Feinberg study puts HIV drug at forefront of field

Jeff Stone

Four years ago the Feinberg School of Medicine began the first study on the HIV drug Kaletra.

At the time, no one could have predicted Kaletra would become the drug all other HIV drugs would be measured against.

But at a medical conference in San Diego last week, Feinberg Prof. Robert L. Murphy presented an analysis of the school’s study showing that patients still respond to Kaletra after four years.

It marks the first time patients have responded to any protease inhibitor, the type of HIV drug Kaletra is classified as, for this length of time, Murphy said. Protease inhibitors work to prevent the body from duplicating the HIV virus.

“What is unique about Kaletra is that, if it is the first drug taken after finding out one is HIV positive, we have not seen any patients who have developed a resistance to Kaletra,” said Nicole Wesley, manager of pharmaceutical public affairs for Abbott Laboratories in North Chicago.

Kaletra now is the most prescribed protease inhibitor, accounting for 28.6 percent of all sales, Wesley said.

When combined with other drugs, the drug has the ability to lower the amount of HIV in a patient’s blood to undetectable levels, Murphy said.

“It decreases the amount of virus circulating to levels so low that we can’t even measure it,” he said.

Of the 100 people who participated in the study, which began four years ago, 72 still are taking the drug in combination with other HIV drugs. None of the 72 has become resistant to the drug’s effects and all had virtually undetectable levels of the virus, Murphy said.

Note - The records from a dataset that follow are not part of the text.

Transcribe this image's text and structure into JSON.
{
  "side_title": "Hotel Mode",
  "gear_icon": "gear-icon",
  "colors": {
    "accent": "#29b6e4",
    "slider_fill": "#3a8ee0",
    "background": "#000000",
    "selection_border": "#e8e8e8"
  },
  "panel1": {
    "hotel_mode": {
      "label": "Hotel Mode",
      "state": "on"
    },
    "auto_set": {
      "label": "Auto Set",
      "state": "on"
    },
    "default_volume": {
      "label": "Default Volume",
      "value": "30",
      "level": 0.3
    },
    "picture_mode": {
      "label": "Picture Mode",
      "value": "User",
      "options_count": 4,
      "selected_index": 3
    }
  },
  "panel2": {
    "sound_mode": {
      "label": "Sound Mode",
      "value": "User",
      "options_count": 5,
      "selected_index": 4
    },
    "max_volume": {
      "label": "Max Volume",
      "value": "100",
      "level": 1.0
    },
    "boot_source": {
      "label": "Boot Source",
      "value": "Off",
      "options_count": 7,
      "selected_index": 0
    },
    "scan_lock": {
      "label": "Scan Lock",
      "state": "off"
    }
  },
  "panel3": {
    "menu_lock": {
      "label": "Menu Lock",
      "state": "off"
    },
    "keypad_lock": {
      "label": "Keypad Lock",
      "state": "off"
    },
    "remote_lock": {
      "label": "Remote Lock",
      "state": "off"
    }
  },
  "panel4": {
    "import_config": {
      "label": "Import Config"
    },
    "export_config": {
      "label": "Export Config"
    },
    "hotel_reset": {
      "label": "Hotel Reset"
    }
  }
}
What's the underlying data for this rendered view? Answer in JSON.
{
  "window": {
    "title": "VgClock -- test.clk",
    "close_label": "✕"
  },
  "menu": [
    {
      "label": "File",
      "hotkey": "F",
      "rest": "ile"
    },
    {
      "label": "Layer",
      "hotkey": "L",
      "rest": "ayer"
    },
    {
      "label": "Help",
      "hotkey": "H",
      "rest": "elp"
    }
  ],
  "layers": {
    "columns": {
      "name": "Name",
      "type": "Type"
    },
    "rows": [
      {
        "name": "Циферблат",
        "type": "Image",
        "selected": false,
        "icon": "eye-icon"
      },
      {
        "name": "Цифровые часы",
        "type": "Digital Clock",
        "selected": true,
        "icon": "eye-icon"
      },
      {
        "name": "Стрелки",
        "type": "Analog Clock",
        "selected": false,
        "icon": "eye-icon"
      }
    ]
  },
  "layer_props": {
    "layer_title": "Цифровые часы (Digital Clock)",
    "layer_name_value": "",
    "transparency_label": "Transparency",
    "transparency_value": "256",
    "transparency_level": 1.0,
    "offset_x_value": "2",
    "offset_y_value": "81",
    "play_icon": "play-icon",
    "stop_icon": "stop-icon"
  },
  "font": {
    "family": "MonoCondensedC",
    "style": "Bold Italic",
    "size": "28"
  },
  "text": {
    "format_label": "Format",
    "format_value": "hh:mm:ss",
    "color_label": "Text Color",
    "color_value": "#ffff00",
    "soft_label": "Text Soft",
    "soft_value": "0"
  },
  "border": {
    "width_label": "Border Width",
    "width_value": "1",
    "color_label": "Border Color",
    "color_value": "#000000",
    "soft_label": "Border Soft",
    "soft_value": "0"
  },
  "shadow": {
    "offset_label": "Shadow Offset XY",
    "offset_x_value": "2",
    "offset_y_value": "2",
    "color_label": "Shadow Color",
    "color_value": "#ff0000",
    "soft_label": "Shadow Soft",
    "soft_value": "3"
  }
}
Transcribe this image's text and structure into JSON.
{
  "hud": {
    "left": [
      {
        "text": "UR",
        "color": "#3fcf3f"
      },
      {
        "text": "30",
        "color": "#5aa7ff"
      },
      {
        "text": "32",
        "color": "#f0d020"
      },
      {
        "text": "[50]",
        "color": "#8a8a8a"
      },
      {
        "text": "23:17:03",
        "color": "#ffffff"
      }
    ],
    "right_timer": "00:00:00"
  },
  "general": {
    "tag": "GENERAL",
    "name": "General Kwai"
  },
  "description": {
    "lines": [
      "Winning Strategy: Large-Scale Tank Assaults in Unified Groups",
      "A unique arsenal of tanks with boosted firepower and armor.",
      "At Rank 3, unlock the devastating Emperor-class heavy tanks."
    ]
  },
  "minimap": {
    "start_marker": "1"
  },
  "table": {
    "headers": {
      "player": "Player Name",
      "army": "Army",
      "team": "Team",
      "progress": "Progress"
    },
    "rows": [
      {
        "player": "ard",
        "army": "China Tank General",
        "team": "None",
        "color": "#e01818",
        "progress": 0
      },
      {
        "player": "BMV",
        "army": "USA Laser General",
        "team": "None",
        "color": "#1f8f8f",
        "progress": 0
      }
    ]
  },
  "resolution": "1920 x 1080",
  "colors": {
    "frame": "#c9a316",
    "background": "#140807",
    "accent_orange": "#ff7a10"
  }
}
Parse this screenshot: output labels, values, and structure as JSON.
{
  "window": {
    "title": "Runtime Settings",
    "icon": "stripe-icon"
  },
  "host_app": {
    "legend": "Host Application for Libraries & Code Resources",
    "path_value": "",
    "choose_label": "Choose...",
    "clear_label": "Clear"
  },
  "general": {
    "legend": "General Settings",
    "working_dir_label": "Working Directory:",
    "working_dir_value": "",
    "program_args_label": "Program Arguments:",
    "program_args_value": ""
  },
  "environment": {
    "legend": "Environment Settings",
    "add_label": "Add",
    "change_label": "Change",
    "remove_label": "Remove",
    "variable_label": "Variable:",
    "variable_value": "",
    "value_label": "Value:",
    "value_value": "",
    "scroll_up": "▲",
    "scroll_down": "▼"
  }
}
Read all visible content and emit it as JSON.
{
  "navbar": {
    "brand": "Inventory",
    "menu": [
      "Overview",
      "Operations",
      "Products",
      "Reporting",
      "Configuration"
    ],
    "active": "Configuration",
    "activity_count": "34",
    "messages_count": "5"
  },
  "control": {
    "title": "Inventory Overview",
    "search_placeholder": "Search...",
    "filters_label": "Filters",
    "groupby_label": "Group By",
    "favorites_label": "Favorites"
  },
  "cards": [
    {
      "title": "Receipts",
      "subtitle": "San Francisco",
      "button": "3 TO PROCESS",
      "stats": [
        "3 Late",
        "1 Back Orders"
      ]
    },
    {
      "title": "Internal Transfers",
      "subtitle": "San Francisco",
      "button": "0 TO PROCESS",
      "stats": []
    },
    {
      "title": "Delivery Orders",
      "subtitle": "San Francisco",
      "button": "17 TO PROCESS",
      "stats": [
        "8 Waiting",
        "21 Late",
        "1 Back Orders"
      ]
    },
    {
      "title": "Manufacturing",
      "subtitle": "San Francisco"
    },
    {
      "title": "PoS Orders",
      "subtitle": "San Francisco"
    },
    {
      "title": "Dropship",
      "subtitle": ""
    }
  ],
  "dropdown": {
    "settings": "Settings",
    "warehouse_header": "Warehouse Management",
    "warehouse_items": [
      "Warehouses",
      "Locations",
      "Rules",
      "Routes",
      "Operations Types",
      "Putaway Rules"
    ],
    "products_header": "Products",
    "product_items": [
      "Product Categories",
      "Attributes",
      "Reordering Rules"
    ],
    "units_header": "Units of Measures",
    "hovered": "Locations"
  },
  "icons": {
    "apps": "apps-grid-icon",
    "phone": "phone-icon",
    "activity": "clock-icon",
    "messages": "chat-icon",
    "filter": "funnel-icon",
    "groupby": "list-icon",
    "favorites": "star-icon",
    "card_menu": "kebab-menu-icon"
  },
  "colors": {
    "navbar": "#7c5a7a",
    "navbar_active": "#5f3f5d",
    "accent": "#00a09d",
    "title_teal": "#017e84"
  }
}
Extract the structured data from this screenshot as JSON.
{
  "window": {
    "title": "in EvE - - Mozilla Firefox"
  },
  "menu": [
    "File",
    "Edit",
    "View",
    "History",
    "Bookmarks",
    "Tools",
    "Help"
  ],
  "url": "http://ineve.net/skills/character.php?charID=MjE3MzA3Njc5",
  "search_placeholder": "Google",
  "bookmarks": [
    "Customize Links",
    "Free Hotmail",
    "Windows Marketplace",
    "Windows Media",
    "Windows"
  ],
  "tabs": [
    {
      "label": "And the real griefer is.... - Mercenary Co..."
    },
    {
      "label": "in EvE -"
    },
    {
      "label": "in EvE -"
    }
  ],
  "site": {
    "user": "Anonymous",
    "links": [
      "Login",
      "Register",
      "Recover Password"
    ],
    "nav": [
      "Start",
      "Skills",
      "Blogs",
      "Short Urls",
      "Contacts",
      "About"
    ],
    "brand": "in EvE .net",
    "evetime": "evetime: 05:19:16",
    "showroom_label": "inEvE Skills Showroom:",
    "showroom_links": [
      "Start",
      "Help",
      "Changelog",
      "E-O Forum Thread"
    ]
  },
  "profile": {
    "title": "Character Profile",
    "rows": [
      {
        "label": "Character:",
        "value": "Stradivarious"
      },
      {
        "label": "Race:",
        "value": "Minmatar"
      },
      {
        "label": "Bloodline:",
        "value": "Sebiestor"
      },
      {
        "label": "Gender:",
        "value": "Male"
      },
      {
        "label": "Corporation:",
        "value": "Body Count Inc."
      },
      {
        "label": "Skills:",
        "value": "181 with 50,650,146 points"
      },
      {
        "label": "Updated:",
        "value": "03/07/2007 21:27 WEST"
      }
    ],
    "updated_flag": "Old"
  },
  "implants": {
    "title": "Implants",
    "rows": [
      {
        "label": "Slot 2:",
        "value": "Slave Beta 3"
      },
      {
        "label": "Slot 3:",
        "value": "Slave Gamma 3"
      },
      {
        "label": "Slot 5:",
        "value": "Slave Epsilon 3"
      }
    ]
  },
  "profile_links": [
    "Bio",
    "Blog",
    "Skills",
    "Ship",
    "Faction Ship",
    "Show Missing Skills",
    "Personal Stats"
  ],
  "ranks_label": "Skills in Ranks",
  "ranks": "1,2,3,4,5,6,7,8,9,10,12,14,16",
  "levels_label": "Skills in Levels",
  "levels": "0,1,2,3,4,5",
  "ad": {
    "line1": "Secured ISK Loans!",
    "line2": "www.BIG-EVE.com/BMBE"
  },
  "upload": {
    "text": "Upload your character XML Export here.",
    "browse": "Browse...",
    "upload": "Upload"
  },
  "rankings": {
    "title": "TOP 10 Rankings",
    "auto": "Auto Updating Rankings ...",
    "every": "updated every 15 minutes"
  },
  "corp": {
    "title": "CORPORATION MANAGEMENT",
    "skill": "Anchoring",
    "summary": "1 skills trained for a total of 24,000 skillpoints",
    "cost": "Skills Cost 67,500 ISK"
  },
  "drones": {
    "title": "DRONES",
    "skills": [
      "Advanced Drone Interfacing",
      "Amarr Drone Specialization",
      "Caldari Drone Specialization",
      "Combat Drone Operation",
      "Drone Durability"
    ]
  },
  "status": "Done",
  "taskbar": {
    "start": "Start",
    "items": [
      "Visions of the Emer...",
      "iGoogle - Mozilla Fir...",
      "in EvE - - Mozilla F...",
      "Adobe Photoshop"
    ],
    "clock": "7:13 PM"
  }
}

As the amount of HIV in the blood decreases, there is a lower chance that the patient can transmit the virus to others, including unborn children, Murphy said.

“For women who are pregnant, if they have low levels of the virus, they typically do not transmit it to their babies,” he said.

Kaletra works best in patients who have never taken any HIV medicine, because such patients have not had the chance to build up resistances to other medicines, Wesley said.

Currently, the Food and Drug Administration is reviewing Kaletra for approval.